Interview de Manu pour les Eternels

Vous nous connaissez : quand un groupe débarque de nulle part et sort une bombe totale qui nous scotche au siège, le fait d’aller taper la discute avec eux pour en savoir plus est comme une compulsion pour nous. On parle ici des Mindlag Project et de leur album du même nom, hénaurme baffe de métal à tendance extrême / prog. Et croyez-moi, nous n’avons pas été déçus du voyage…
Cosmic Camel Clash : Pour commencer, un passage obligé : première interview pour le site égale historique pénible où tu racontes d’où vous venez, qui vous êtes, comment vous vous êtes rencontrés, etc.

Manu : Pas de soucis! Tout d’abord nous nous sommes formés en 1999, donc ça remonte à dix ans maintenant. C’était à l’instigation de mon frère Julien qui officie à la batterie ainsi que de moi. Nous avons eu pas mal de changement de line up jusqu’en 2001 puis ça s’est stabilisé.
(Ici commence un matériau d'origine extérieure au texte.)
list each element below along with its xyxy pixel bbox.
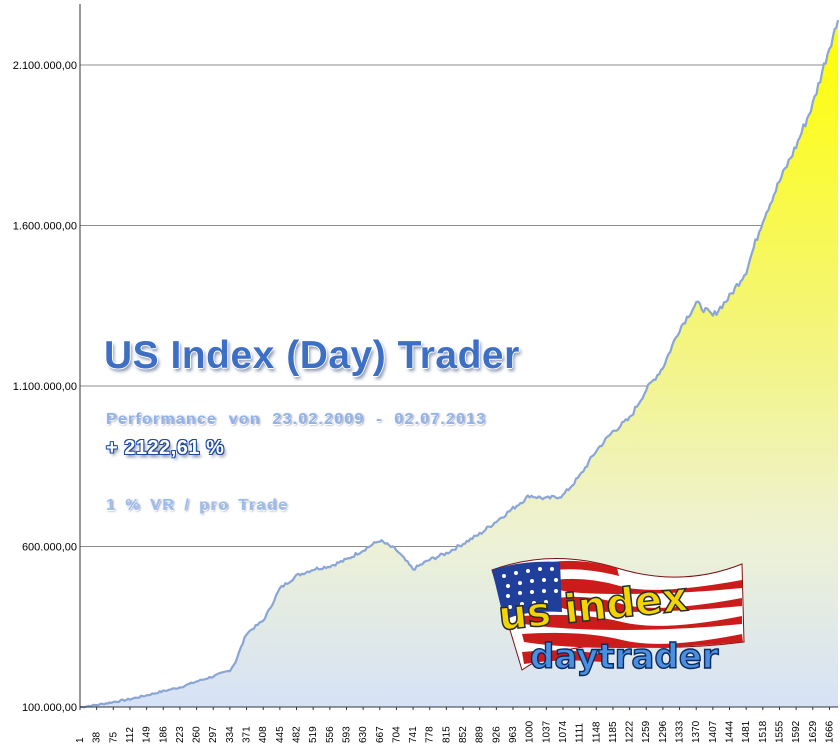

A savoir qu’il y a eu Gilles à la basse, Mathieu au chant, Vincent à la guitare, et là depuis l’enregistrement de cet album nous avons une nouvelle recrue au violoncelle en la personne de Romain.

Cosmic Camel Clash : Ça tombe bien que tu l’évoques, car la première question que l’on se pose quand on voit le line-up – surtout pour un groupe à tendance extrême – c’est de savoir d’où vient l’idée de recruter un violoncelliste dans un groupe de métal…
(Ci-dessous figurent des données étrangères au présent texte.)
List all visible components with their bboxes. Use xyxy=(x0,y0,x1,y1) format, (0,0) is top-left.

Manu : En fait à la base, ce que je voulais faire au niveau du concept c’était d’incorporer des leitmotivs. C’est un procédé qui a été inventé (entre guillemets) par Wagner. Nous voulions utiliser des interventions musicales, des petites mélodies qui rappelaient des personnes, ou des états d’âmes, ou le passé… pour la linéarité de l’histoire, de notre récit car c’est un concept album. De fil en aiguille nous avons fait des arrangements classiques par-dessus car c’est quelque chose qui nous importe beaucoup. Nous sommes quand même ancrés dans un certain classicisme parce que ça colle au niveau de la couleur que nous utilisons : tout ce qui est Baudelaire, les poètes maudits, tout ça. Cette couleur on voulait la garder et de fil en aiguille nous avons fait un concert(la release-party de notre album) avec Romain, puis nous avons répété ensemble et vu que ça se passait très bien il est devenu un membre du groupe. Ça s’est fait naturellement, nous n’avons pas eu vraiment l’idée de nous dire « tiens, on va prendre un violoncelliste », ça a coulé de source en fait.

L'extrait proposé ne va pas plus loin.